Massera: The challenge that I see specifically here in the region is on the receivables side. On the supplier side, supply chain finance is there, you have the global banks, you have the local banks catching up. But on the other side, how the corporates are able to sell their receivables to finance this side of the value chain, this is the challenge that I have been seeing in the region.

Zaidi: If you look at the fundamentals, the technology can come in and help manage the ecosystem, but the problems will persist if the transparency on the SME sector doesn’t grow. That is where the regulation needs to come into play. The one thing that will help out here is the new taxation. Typically the code of conduct of business here is to put up the collateral if you want any finance, and that is the prime challenge that we see. If there is no financial information available to banks, what should be financed? So hopefully, with taxation, in the long run you would see more visibility.
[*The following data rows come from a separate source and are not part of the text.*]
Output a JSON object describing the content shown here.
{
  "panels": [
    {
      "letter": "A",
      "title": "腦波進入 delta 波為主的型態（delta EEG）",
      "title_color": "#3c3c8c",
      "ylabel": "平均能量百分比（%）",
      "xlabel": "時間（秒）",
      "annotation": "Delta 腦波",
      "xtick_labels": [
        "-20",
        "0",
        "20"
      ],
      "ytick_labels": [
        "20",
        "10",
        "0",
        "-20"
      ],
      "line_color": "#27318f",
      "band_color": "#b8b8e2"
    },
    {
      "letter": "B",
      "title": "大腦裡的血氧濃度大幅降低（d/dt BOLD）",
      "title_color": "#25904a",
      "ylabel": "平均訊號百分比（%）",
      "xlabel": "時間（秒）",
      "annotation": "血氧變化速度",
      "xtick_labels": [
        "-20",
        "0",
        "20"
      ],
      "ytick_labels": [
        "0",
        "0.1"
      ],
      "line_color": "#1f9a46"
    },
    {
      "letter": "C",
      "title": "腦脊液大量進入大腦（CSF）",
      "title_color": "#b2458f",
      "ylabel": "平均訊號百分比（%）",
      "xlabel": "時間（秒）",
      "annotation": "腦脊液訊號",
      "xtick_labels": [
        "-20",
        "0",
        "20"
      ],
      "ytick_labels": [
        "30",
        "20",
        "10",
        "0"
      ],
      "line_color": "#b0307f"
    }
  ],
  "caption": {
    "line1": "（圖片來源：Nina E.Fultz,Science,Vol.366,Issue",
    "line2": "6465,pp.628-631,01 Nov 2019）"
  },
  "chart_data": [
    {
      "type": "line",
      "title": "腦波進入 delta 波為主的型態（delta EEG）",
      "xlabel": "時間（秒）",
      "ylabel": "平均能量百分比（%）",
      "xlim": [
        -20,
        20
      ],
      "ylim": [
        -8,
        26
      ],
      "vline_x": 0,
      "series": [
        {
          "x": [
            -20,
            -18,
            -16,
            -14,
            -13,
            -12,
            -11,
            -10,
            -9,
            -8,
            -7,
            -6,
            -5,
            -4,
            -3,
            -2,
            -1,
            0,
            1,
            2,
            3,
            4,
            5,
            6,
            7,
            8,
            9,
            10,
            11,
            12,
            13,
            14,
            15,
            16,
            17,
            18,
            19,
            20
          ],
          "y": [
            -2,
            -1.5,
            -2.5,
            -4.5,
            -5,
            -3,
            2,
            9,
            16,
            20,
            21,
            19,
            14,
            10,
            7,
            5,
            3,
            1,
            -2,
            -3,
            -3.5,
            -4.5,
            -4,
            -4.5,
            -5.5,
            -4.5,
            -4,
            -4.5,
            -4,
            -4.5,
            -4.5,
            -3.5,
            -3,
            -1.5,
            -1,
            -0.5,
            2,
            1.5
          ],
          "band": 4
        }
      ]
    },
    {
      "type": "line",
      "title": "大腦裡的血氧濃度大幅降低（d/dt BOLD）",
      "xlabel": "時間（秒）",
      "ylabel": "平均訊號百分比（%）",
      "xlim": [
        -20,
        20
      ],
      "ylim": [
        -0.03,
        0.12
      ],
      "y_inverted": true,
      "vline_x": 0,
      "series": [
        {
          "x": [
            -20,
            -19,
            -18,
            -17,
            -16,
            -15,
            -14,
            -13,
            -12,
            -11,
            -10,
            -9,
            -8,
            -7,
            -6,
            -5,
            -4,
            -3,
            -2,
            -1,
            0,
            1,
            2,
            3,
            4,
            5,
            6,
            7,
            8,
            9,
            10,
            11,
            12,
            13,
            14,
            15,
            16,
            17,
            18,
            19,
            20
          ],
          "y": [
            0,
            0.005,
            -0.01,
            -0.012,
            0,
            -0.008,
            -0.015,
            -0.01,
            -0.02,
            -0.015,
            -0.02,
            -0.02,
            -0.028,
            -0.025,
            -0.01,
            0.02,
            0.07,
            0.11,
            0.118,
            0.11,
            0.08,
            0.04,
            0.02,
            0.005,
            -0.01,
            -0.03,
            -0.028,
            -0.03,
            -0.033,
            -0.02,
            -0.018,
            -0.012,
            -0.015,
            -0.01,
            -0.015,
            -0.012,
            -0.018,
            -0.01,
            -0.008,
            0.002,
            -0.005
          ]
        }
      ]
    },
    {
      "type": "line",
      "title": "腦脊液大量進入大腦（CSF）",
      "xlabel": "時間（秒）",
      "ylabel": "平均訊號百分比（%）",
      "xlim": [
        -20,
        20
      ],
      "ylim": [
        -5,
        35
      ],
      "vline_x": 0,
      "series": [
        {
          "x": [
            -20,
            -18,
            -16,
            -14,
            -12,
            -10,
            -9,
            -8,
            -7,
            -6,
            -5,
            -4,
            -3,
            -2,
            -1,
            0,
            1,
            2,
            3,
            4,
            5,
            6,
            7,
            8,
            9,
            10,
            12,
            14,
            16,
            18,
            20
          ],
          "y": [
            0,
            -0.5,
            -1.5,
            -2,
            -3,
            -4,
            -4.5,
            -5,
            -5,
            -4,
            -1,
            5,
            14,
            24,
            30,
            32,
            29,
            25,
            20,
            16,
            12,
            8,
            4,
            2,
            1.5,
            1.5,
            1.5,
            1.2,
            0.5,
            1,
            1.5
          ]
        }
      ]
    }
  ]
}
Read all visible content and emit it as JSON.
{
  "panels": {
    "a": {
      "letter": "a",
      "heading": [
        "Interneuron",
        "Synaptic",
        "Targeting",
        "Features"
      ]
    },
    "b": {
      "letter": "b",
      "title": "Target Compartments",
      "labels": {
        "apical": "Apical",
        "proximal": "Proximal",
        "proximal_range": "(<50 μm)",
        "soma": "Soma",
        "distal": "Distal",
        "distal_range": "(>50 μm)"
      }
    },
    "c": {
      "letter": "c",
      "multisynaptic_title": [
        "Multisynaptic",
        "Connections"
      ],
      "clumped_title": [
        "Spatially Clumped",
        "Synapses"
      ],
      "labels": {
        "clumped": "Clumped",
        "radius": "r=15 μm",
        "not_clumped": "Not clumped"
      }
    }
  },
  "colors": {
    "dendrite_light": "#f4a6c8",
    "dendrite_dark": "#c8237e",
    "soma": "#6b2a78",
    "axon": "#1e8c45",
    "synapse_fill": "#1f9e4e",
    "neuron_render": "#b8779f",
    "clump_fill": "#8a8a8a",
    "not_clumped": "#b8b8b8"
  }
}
The trade finance ecosystem includes many stakeholders, including banks and, increasingly, alternative trade finance providers and fintech companies. Even ports in the region have been looking at what they can do in terms of automated solutions to make credit more fluidly available, particularly to the SMEs. Technology is not a challenge. Blockchain is there. The reason no one is on it is that everyone has their own solution. It goes back to collaboration: nobody wants to collaborate. It all goes down to who has the IP and who has the platform.

Schmand: I am a big believer in blockchain and technology. The biggest driver to make it a success is standardisation. Whether we like the Maersk format or not is irrelevant. If we have a standard, then different blockchain initiatives can talk to each other.

What we have forgotten while we were so carried away by the technology hype is, where is the standard? What do you want to put on the system or onto the cloud? We need to literally take a step back and say, let’s work on the boring stuff.

Bernard: Cross-border scalability is something that remains a challenge, so standardisation and the regulatory requirements have to go beyond just one country. It needs to be aligned to actually fit with the product or what the stakeholders would like to do with the ecosystem.

 

Bhandari: Big data is now gathering momentum. How could that benefit the entire trade community?

Leslie: We are seeing a real evolution in the industry from both a client and banking perspective. One of the key areas that banks needed to do better in the last 10 years was in financial crime. Historically, banks’ controls in that space have been very manual and very document driven. Today, banks, especially international banks, have a lot of data within their network. Working closely with regulators, we have implemented new technologies which leverage artificial intelligence and machine learning to make better use of that data and to identify when something doesn’t look right.

If you are banking transactions to different countries, you not only have transactional data that is going back and forth, but also the data that makes up the wider client networks. By piecing the networks together, the banks can look at what are good networks to which they can lend more, and what networks do they perhaps need to keep a closer eye on. That helps banks to have appetite to support more trade globally.

Daswani: Over the last 10 to 12 years, corporates have been employing more specialised resources that are similar to what you would get in trade and treasury teams of a bank. This has not been the case in the past. Availability of both people and system resource are now making corporates think that if they can’t get capabilities from the bank, then can they do something on their own. With the growth of fintech and AI there are possibilities that corporates may find it easier to make their own financing solutions available to their customers, as they have both better tools and insights and also more incentives to make those solutions available. It will be quite interesting to see how banks adapt and evolve to work with these new environments.